The Binary Star pattern configures two servers as a primary/backup high-availability pair (Figure 4-6). At any given time, one of these (the active server) accepts connections from client applications. The other (the passive server) does nothing, but the two servers monitor each other. If the active one disappears from the network, after a certain time the passive one takes over as active.
We developed the Binary Star pattern at iMatix for our OpenAMQ server. We designed it:
To provide a straightforward high-availability solution
To be simple enough to actually understand and use
To fail over reliably when needed, and only when needed
Assuming we have a Binary Star pair running, here are the different scenarios that will result in a failover (Figure 4-7):
The hardware running the primary server has a fatal problem (power supply explodes, machine catches fire, or someone simply unplugs it by mistake), and disappears. Applications see this and reconnect to the backup server.
The network segment on which the primary server sits crashes—perhaps because a router gets hit by a power spike—and applications start to reconnect to the backup server.
The primary server crashes or is killed by the operator and does not restart automatically.
Recovery from failover works as follows:
The operators restart the primary server and fix whatever problems were causing it to disappear from the network.
The operators stop the backup server at a moment when it will cause minimal disruption to applications.
When applications have reconnected to the primary server, the operators restart the backup server.
Recovery (to using the primary server as the active one) is a manual operation. Painful experience has taught us that automatic recovery is undesirable. There are several reasons:
Failover creates an interruption of service to applications, possibly lasting 10–30 seconds. If there is a real emergency, this is much better than total outage. But if recovery creates a further such outage, it is better that this happens off-peak, when users have gone off the network.

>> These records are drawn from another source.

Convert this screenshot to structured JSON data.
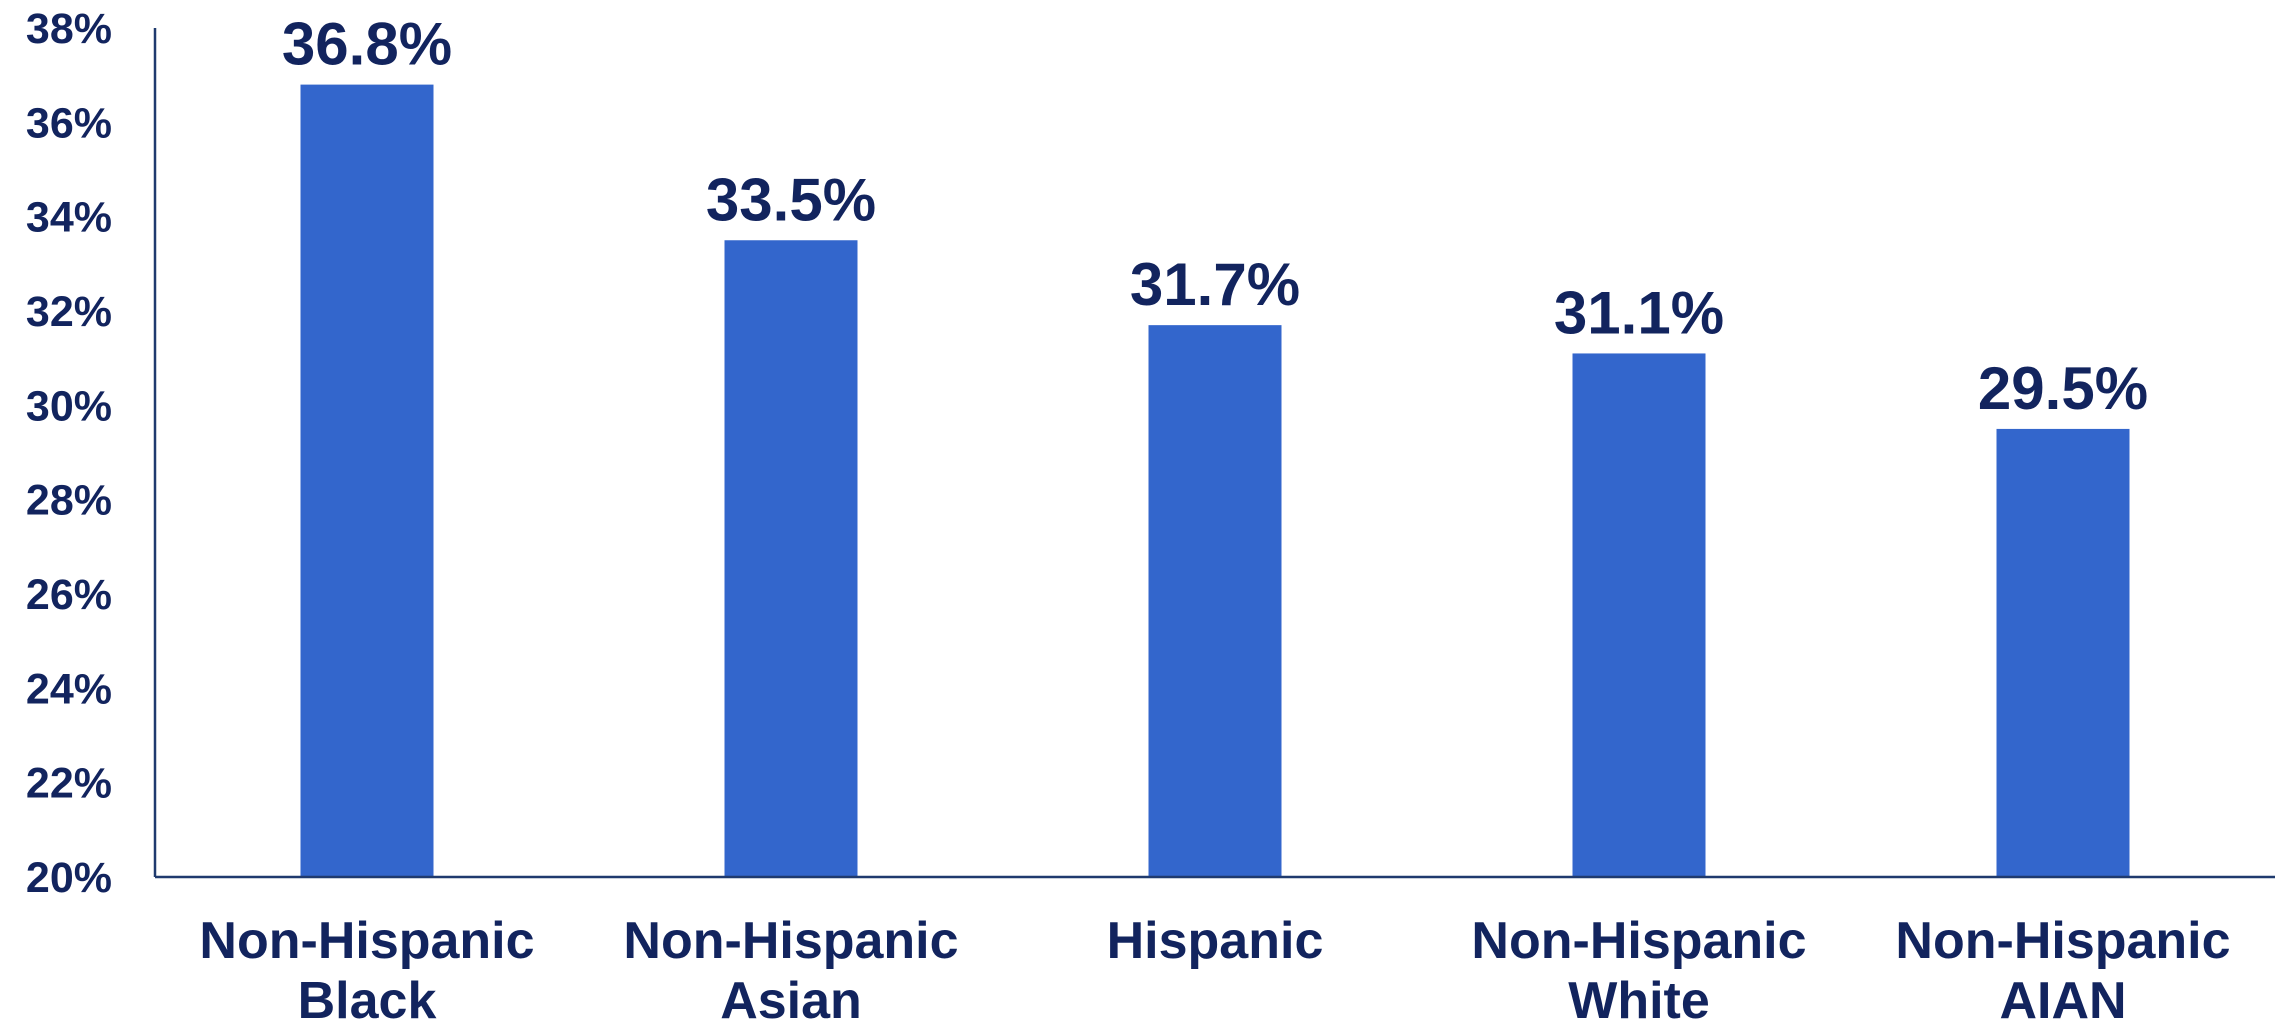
{
  "chart_data": {
    "type": "bar",
    "categories": [
      [
        "Non-Hispanic",
        "Black"
      ],
      [
        "Non-Hispanic",
        "Asian"
      ],
      [
        "Hispanic"
      ],
      [
        "Non-Hispanic",
        "White"
      ],
      [
        "Non-Hispanic",
        "AIAN"
      ]
    ],
    "values": [
      36.8,
      33.5,
      31.7,
      31.1,
      29.5
    ],
    "data_labels": [
      "36.8%",
      "33.5%",
      "31.7%",
      "31.1%",
      "29.5%"
    ],
    "ylim": [
      20,
      38
    ],
    "yticks": [
      20,
      22,
      24,
      26,
      28,
      30,
      32,
      34,
      36,
      38
    ],
    "ytick_labels": [
      "20%",
      "22%",
      "24%",
      "26%",
      "28%",
      "30%",
      "32%",
      "34%",
      "36%",
      "38%"
    ],
    "grid": false,
    "colors": {
      "bar": "#3366CC",
      "text": "#12245E",
      "axis": "#1F3A6E"
    }
  }
}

When there is an emergency, the absolute first priority is certainty for those trying to fix things. Automatic recovery creates uncertainty for system administrators, who can no longer be sure which server is in charge without double-checking.
Automatic recovery can create situations where networks fail over and then recover, placing operators in the difficult position of analyzing what happened. There was an interruption of service, but the cause isn’t clear.
Having said this, the Binary Star pattern will automatically fail back to the primary server if this is running (again) and the backup server fails. In fact, this is how we provoke recovery.
The shutdown process for a Binary Star pair is to do one of the following:
Stop the passive server and then stop the active server at any later time.
Stop both servers in any order, but within a few seconds of each other.
Stopping the active and then the passive server with any delay longer than the failover timeout will cause applications to disconnect, then reconnect, and then disconnect again, which may disturb users.